The legislation also lands alongside mounting legal pressure on the September 2025 Presidential Proclamation. Multiple lawsuits challenge the restrictions, including one from the US Chamber of Commerce and a coalition of Democrat-ruled states led by California.
Those lawsuits argue the restrictions are unconstitutional and detrimental to public services like education and healthcare, placing the proclamation at the center of both political and legal contests. For employers and workers, ongoing litigation can add uncertainty about how long the current rules remain in place and how consistently they apply.
While Democrats press WISA as a rollback, Republican lawmakers have advanced proposals that take sharply different approaches, including ending the program. That contrast has raised the stakes for employers that rely on H-1B hiring and for current beneficiaries thinking about extensions or transfers.
Republican Representative Marjorie Taylor Greene introduced the End H-1B Now Act in January, seeking to terminate the visa programme entirely while allowing a temporary 10-year extension only for medical professionals. Republican Representative Greg Steube introduced the EXILE Act in February, which would phase out the programme entirely by 2027 by reducing the annual visa allocation to zero.
Taken together, the competing bills highlight a split between proposals that would reverse President Trump’s September 2025 H-1B restrictions and proposals that would curtail or eliminate the program. That divergence matters for planning because each approach implies different costs, timelines, and compliance expectations for employers that depend on specialized hiring.
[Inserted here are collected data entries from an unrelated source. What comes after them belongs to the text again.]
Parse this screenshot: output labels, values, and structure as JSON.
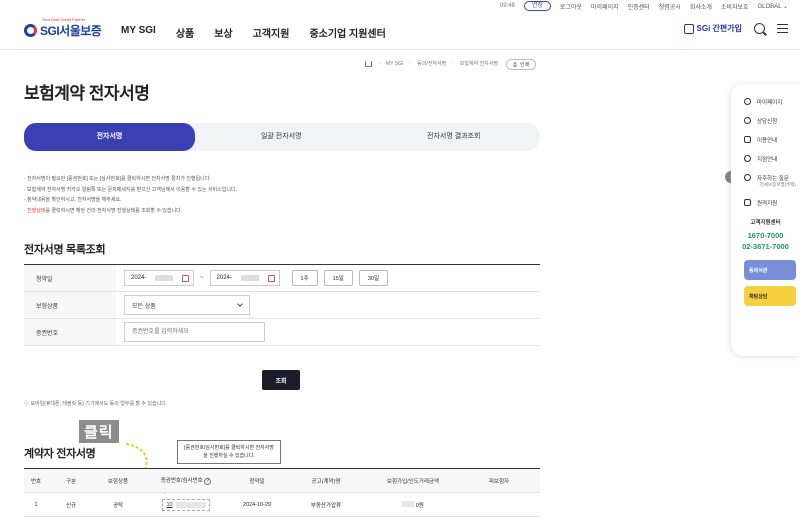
{
  "util": {
    "timer": "09:48",
    "extend": "연장",
    "links": [
      "로그아웃",
      "마이페이지",
      "인증센터",
      "청렴공시",
      "회사소개",
      "소비자보호",
      "GLOBAL ⌄"
    ]
  },
  "header": {
    "logo_tag": "Your Best Credit Partner",
    "logo": "SGI서울보증",
    "menu": [
      "MY SGI",
      "상품",
      "보상",
      "고객지원",
      "중소기업 지원센터"
    ],
    "simple_join": "SGi 간편가입"
  },
  "breadcrumb": [
    "MY SGI",
    "동의/전자서명",
    "보험계약 전자서명"
  ],
  "print": "인쇄",
  "page_title": "보험계약 전자서명",
  "tabs": [
    "전자서명",
    "일괄 전자서명",
    "전자서명 결과조회"
  ],
  "notes": [
    "· 전자서명이 필요한 [증권번호] 또는 [심사번호]를 클릭하시면 전자서명 절차가 진행됩니다.",
    "· 보험계약 전자서명 카카오 알림톡 또는 문자메세지를 받으신 고객님께서 이용할 수 있는 서비스입니다.",
    "· 청약내용을 확인하시고, 전자서명을 해주세요.",
    "진행상태",
    "를 클릭하시면 해당 건의 전자서명 진행상태를 조회할 수 있습니다."
  ],
  "search": {
    "title": "전자서명 목록조회",
    "rows": {
      "date_label": "청약일",
      "date_from": "2024-",
      "date_to": "2024-",
      "periods": [
        "1주",
        "15일",
        "30일"
      ],
      "product_label": "보험상품",
      "product_value": "모든 상품",
      "policy_label": "증권번호",
      "policy_placeholder": "증권번호를 입력하세요"
    },
    "button": "조회"
  },
  "info": "ⓘ 모바일(휴대폰, 태블릿 등) 기기에서도 동의 업무를 할 수 있습니다.",
  "contracts": {
    "title": "계약자 전자서명",
    "headers": [
      "번호",
      "구분",
      "보험상품",
      "증권번호/심사번호",
      "청약일",
      "공고(계약)명",
      "보험가입/인도거래금액",
      "피보험자"
    ],
    "rows": [
      {
        "no": "1",
        "type": "신규",
        "product": "공탁",
        "policy": "10",
        "date": "2024-10-29",
        "name": "부동산가압류",
        "amount": "0원",
        "insured": ""
      }
    ]
  },
  "tooltip": "[증권번호/심사번호]를 클릭하시면 전자서명을 진행하실 수 있습니다.",
  "click_label": "클릭",
  "quick": {
    "items": [
      "마이페이지",
      "상담신청",
      "이용안내",
      "지점안내",
      "자주하는 질문",
      "원격지원"
    ],
    "faq_sub": "· 전세보증보험(주택)",
    "center_title": "고객지원센터",
    "phone1": "1670-7000",
    "phone2": "02-3671-7000",
    "banner1": "동의서관",
    "banner2": "채팅상담",
    "toggle": "›"
  }
}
For supporters of WISA, the argument centers on the visa as a tool that connects U.S. employers with global talent, a theme Watson Coleman emphasized in her press release. Opponents and sponsors of alternative proposals have moved in the opposite direction, pushing restriction or termination frameworks that would narrow or shut off the pipeline.
Employers, universities, hospitals, and research institutions often build staffing plans around budgets, wage-setting, and petition timing, and policy shifts can reshape all three at once. In the near term, WISA remains a proposal, and the September 2025 proclamation remains in place while legislation and court challenges proceed on parallel tracks.